Security Testing 简明教程

Testing Broken Authentication

When authentication functions related to the application are not implemented correctly, it allows hackers to compromise passwords or session ID’s or to exploit other implementation flaws using other users credentials.

Let us understand Threat Agents, Attack Vectors, Security Weakness, Technical Impact and Business Impacts of this flaw with the help of simple diagram.

broken mgmt session auth flaws

Example

An e-commerce application supports URL rewriting, putting session IDs in the URL −

http://example.com/sale/saleitems/jsessionid=2P0OC2JSNDLPSKHCJUN2JV/?item=laptop

An authenticated user of the site forwards the URL to their friends to know about the discounted sales. He e-mails the above link without knowing that the user is also giving away the session IDs. When his friends use the link, they use his session and credit card.

Hands ON

Step 1 − 登录到 Webgoat 并导航至“会话管理缺陷”部分。让我们通过伪造 cookie 规避身份验证。以下是该场景的快照。

Step 1 − Login to Webgoat and navigate to 'Session Management Flaws' Section. Let us bypass the authetication by spoofing the cookie.
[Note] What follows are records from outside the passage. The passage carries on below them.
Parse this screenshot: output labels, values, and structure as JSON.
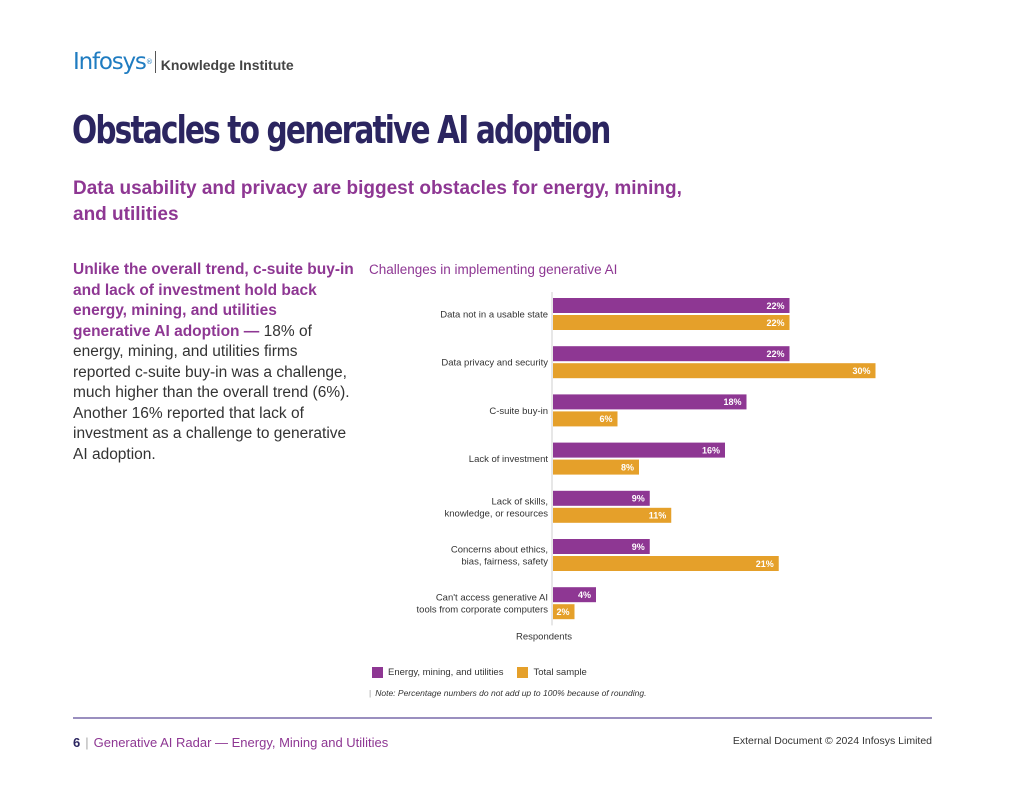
{
  "header": {
    "brand": "Infosys",
    "registered": "®",
    "division": "Knowledge Institute"
  },
  "page_title": "Obstacles to generative AI adoption",
  "subtitle": "Data usability and privacy are biggest obstacles for energy, mining, and utilities",
  "body": {
    "lead": "Unlike the overall trend, c-suite buy-in and lack of investment hold back energy, mining, and utilities generative AI adoption —",
    "text": " 18% of energy, mining, and utilities firms reported c-suite buy-in was a challenge, much higher than the overall trend (6%). Another 16% reported that lack of investment as a challenge to generative AI adoption."
  },
  "chart_data": {
    "type": "bar",
    "orientation": "horizontal",
    "title": "Challenges in implementing generative AI",
    "categories": [
      [
        "Data not in a usable state"
      ],
      [
        "Data privacy and security"
      ],
      [
        "C-suite buy-in"
      ],
      [
        "Lack of investment"
      ],
      [
        "Lack of skills,",
        "knowledge, or resources"
      ],
      [
        "Concerns about ethics,",
        "bias, fairness, safety"
      ],
      [
        "Can't access generative AI",
        "tools from corporate computers"
      ]
    ],
    "series": [
      {
        "name": "Energy, mining, and utilities",
        "color": "#8e3793",
        "values": [
          22,
          22,
          18,
          16,
          9,
          9,
          4
        ]
      },
      {
        "name": "Total sample",
        "color": "#e5a02a",
        "values": [
          22,
          30,
          6,
          8,
          11,
          21,
          2
        ]
      }
    ],
    "value_suffix": "%",
    "xlabel": "Respondents",
    "xlim": [
      0,
      32
    ],
    "grid": false,
    "legend": "bottom-left"
  },
  "note": "Note: Percentage numbers do not add up to 100% because of rounding.",
  "note_marker": "|",
  "footer": {
    "page_number": "6",
    "separator": "|",
    "report_title": "Generative AI Radar — Energy, Mining and Utilities",
    "copyright": "External Document © 2024 Infosys Limited"
  }
}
Below is the snapshot of the scenario.

broken mgmt session auth flaws1

Step 2 − 当我们使用 webgoat/webgoat 凭据登录时,我们从 Burp Suite 中发现 JSESSION ID 为 C8F3177CCAFF380441ABF71090748F2E,而 AuthCookie 为 65432ubphcfx,身份验证成功后。

Step 2 − When we login using the credentials webgoat/webgoat, we find from Burp Suite that the JSESSION ID is C8F3177CCAFF380441ABF71090748F2E while the AuthCookie = 65432ubphcfx upon successful authentication.

broken mgmt session auth flaws2
broken mgmt session auth flaws3

Step 3 − 当我们使用 aspect/aspect 凭据登录时,我们从 Burp Suite 中发现 JSESSION ID 为 C8F3177CCAFF380441ABF71090748F2E,而 AuthCookie 为 65432udfqtb,身份验证成功后。

Step 3 − When we login using the credentials aspect/aspect, we find from Burp Suite that the JSESSION ID is C8F3177CCAFF380441ABF71090748F2E while the AuthCookie = 65432udfqtb upon successful authentication.

broken mgmt session auth flaws4

Step 4 − 现在我们需要分析 AuthCookie 模式。对于这两种身份验证,前半部分“65432”都是通用的。因此,我们现在有兴趣分析 authcookie 值的最后部分,例如 webgoat 用户的 ubphcfx 和 aspect 用户的 udfqtb。

Step 4 − Now we need to analyze the AuthCookie Patterns. The first half '65432' is common for both authentications. Hence we are now interested in analyzing the last part of the authcookie values such as - ubphcfx for webgoat user and udfqtb for aspect user respectively.

Step 5 − 如果我们深入查看 AuthCookie 值,则最后一部分与用户名长度相同。因此,很明显用户名与某种加密方法一起使用。在经过反复试验/暴力攻击机制后,我们发现将用户名 webgoat 反转;我们以 taogbew 结束,然后字母之前的字符被用作 AuthCookie。即 ubphcfx.

Step 5 − If we take a deep look at the AuthCookie values, the last part is having the same length as that of user name. Hence it is evident that the username is used with some encryption method. Upon trial and errors/brute force mechanisms, we find that after reversing the user name, webgoat; we end up with taogbew and then the before alphabet character is what being used as AuthCookie. i.e ubphcfx.

Step 6 − 如果我们传递此 cookie 值,我们可以看看会发生什么。在以 webgoat 用户身份验证时,通过执行步骤 4 和步骤 5 来查找同一用户 AuthCookie,将 AuthCookie 值更改为模拟用户 Alice。

Step 6 − If we pass this cookie value and let us see what happens. Upon authenticating as user webgoat, change the AuthCookie value to mock the user Alice by finding the AuthCookie for the same by performing step#4 and step#5.

broken mgmt session auth flaws6
broken mgmt session auth flaws5

Preventing Mechanisms

  1. Develop a strong authentication and session management controls such that it meets all the authentication and session management requirements defined in OWASP’s Application Security Verification Standard.

  2. Developers should ensure that they avoid XSS flaws that can be used to steal session IDs.